-Texto 2º. Líneas 15-30.
"ad.
ibidem. La superación
del extrañamiento de si mismo sigue el mismo camino que éste. En primer lugar
la propiedad privada es contemplada sólo en su aspecto objetivo, pero
considerando el trabajo como su esencia. Su forma de existencia es por ello el capital
que ha de ser superado «en cuanto tal» (Proudhon). O se toma una forma
especial de trabajo (el trabajo nivelado, parcelado y, en consecuencia, no
libre) como fuente de la nocividad de la propiedad privada y de su
existencia extraña al hombre (Fourier, quien, de acuerdo con los fisiócratas,
considera de nuevo el trabajo agrícola como el trabajo por excelencia;
Saint Simon, por el contrario, declara que el trabajo industrial, como
tal, es la esencia y aspira al dominio exclusivo de los industriales y
al mejoramiento de la situación de los obreros). El comunismo,
finalmente, es la expresión positiva de la propiedad privada superada;
es, en primer lugar, la propiedad privada general."

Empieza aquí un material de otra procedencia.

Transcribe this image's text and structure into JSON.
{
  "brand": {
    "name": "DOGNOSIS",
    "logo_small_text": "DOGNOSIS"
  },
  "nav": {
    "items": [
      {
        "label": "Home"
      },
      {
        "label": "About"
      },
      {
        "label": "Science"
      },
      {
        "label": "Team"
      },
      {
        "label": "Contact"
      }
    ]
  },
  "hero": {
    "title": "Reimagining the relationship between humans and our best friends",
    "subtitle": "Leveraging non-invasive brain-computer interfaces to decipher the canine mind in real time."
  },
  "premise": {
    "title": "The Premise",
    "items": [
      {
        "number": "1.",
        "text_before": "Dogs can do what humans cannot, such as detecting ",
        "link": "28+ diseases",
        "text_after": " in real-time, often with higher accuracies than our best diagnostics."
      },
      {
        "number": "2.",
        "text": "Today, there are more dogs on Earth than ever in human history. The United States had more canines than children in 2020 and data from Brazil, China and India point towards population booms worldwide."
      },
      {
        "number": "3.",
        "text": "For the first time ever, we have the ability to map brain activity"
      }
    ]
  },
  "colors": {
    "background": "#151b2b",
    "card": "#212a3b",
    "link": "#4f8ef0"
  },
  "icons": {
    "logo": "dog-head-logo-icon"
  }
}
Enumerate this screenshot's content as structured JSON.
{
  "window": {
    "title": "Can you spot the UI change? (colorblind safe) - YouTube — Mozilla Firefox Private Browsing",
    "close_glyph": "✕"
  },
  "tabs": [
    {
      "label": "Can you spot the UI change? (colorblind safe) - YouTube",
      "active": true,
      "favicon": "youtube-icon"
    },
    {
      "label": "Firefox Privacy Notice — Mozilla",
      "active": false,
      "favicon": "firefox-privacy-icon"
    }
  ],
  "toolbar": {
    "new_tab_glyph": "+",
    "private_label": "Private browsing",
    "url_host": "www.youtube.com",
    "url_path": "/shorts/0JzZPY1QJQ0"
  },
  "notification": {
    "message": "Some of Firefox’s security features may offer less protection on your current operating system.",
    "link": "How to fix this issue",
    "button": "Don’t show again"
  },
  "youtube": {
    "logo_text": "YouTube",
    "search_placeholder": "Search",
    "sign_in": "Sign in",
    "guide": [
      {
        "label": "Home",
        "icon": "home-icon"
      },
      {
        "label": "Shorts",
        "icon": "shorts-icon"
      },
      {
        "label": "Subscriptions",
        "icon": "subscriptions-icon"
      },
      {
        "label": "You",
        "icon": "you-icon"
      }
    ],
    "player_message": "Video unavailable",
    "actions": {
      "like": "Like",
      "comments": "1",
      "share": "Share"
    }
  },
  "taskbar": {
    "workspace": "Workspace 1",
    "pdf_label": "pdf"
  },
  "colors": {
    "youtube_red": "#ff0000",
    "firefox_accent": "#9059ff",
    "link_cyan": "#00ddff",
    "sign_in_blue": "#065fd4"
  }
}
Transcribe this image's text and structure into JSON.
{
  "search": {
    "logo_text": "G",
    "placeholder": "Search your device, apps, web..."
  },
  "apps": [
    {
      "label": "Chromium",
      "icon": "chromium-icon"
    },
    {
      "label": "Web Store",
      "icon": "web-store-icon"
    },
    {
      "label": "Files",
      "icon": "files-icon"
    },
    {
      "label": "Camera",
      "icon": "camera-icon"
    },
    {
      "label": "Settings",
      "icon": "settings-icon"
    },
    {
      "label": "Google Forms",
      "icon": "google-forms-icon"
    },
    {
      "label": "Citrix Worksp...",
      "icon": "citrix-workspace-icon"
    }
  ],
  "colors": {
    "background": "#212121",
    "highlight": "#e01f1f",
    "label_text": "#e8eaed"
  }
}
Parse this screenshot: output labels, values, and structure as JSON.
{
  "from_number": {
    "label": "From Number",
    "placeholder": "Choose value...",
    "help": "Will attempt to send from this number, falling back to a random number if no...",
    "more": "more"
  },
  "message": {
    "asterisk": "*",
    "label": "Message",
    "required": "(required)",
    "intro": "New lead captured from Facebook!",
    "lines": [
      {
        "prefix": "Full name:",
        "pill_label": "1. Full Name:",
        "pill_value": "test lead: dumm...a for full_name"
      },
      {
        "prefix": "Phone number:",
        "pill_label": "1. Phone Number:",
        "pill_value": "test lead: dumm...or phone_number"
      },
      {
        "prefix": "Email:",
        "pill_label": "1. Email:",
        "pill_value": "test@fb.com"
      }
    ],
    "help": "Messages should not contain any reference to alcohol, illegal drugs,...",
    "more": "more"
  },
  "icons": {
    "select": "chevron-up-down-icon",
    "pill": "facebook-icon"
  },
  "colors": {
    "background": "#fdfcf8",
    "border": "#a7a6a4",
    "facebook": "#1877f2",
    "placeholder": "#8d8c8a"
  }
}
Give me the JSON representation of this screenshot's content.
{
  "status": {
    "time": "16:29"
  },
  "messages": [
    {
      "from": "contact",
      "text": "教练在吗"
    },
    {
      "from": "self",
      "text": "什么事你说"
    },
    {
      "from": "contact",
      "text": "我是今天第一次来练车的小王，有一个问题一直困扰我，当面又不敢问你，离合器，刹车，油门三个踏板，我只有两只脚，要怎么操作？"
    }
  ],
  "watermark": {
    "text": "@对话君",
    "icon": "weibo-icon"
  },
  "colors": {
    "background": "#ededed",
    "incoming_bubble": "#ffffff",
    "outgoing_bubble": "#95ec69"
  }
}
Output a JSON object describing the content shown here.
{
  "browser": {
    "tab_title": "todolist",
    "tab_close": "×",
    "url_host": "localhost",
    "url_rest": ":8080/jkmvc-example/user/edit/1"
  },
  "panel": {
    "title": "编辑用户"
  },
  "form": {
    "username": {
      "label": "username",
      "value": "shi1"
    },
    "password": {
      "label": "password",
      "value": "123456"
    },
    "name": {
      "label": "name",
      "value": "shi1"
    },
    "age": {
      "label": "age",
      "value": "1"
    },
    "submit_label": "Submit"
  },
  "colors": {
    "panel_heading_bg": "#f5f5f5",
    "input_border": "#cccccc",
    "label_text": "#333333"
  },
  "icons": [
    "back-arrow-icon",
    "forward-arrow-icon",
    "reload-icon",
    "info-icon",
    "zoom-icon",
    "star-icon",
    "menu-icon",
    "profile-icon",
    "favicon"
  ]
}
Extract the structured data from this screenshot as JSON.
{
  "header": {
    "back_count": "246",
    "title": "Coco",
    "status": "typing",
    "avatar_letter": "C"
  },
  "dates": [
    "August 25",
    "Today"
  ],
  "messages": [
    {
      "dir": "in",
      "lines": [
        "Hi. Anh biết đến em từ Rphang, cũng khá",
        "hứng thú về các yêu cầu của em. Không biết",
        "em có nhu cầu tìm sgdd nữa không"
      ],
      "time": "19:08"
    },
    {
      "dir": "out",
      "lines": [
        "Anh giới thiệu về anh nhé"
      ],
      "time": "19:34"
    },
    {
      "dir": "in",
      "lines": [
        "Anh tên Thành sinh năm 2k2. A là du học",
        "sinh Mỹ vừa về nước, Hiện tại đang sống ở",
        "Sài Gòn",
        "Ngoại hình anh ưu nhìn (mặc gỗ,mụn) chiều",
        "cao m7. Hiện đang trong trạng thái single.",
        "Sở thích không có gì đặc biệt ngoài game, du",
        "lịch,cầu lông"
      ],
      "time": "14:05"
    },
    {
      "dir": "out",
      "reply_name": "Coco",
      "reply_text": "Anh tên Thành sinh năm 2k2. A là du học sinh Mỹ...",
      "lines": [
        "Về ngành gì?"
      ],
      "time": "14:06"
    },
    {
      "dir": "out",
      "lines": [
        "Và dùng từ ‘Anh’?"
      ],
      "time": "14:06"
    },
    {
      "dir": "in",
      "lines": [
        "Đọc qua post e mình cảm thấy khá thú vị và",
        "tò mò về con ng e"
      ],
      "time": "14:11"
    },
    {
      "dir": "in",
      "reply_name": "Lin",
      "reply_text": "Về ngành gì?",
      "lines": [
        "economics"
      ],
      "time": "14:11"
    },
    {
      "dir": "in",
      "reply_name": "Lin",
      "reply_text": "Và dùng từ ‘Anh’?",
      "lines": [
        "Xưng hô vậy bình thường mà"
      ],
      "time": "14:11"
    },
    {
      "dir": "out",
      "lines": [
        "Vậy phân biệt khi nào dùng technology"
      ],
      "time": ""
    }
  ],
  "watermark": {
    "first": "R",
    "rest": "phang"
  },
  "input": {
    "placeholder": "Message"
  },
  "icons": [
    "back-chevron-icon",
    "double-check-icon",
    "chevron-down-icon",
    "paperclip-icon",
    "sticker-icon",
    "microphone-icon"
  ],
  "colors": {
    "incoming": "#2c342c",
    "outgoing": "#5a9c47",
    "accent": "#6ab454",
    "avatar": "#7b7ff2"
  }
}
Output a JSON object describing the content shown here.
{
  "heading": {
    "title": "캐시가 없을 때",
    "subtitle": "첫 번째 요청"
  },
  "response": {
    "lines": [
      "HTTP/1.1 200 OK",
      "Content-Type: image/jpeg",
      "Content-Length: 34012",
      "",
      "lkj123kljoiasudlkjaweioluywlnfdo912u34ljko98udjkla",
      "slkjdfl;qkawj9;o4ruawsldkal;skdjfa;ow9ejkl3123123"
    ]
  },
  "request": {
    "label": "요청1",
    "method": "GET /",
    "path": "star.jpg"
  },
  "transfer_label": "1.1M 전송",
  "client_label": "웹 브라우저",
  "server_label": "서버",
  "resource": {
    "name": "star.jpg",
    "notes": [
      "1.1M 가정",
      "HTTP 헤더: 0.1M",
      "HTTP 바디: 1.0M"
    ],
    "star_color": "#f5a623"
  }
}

Exposición del tema del texto.
En
este capítulo del tercer manuscrito, perteneciente a los “Manuscritos de
economía y filosofía”, de donde se extrae el fragmento, Marx reflexiona acerca
de las consecuencias del trabajo alienado y de manera muy particular sobre su
resultante más decisiva, la propiedad privada. El comunismo se presenta en
principio como la mejor forma de superar los efectos nocivos que para la
humanidad tiene la pervivencia de este régimen de propiedad. Marx procede a
continuación a un análisis crítico de las distintas formas en que el comunismo
se puede materializar.
En
este fragmento, Marx analiza los planteamientos de los primeros socialistas,
llamados socialistas utópicos. Estos autores tratan de superar la propiedad
privada distinguiendo también entre su aspecto objetivo y su aspecto subjetivo.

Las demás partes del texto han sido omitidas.